Tuesday, 16 July 2013

This House, James Graham

This House, James Graham. This was a recent hit, looking at the Labour Party's increasingly desperate machinations to pass legislation in the years between 1974 and 1979, with majorities so tiny that MPs needed to be helicoptered and wheelchaired in to get bills voted through. Graham's original approach was to set it in the Whips' offices: the downstage area was divided into two as we saw the engine rooms of the two parties at work. The minutiae of policy was put aside in favour of a study of the relations between these party managers, who over the years got to know each other extremely well. While the play was largely made up of local episodes - stubborn backbenchers, a member faking suicide and eventually imprisoned for fraud (who was that?), Heseltine seizing the mace - there were over-arching themes such as the changing make-up of the House, and the rise of the modern professional politician.
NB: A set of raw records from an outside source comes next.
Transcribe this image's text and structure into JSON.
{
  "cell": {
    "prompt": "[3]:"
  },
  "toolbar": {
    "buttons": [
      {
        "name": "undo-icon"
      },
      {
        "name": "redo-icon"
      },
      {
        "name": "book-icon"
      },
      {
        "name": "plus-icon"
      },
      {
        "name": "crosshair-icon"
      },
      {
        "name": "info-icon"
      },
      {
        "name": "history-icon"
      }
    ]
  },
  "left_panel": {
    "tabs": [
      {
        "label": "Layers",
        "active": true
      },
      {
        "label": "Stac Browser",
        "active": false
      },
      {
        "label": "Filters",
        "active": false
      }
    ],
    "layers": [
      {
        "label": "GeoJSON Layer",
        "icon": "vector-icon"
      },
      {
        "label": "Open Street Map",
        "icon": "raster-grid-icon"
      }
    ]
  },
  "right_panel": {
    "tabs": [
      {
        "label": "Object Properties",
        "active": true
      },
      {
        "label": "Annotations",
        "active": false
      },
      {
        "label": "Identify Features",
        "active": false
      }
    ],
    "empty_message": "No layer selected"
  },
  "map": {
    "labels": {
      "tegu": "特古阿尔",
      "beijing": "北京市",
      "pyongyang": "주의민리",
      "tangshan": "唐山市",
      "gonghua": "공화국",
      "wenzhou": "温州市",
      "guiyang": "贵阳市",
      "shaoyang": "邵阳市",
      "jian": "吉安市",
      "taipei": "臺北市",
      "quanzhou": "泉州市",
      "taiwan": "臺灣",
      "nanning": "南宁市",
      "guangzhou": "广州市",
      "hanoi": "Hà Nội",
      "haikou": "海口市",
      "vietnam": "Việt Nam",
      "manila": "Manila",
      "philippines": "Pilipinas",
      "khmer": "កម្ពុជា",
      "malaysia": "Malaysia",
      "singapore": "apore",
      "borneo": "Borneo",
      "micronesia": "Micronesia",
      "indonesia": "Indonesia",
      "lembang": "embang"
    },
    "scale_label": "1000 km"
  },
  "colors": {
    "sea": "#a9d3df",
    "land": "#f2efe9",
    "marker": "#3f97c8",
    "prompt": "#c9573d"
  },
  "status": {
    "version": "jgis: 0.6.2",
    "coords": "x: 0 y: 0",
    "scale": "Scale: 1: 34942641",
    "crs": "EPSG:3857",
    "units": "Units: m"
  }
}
The human dramas at the centre were compelling, and we were drawn into the author's obsession with the workings of this bizarre institution. Behind it all was the rise of Thatcher, but it didn't feel as though we were being invited to hiss at that or yearn for the past. This play transferred from the Cottesloe, and the mighty Olivier space was tackled with a scaffolded walkway, a huge Big Ben and a recreation of the House of Commons. I didn't think that having some audience on green benches worked terribly well, as they simply didn't look like MPs. But the sweep across time and events was exciting, the final scenes were touchingly played, and one had a sense that we were seeing a country in profound transformation, before the Thatcher Revolution had even started.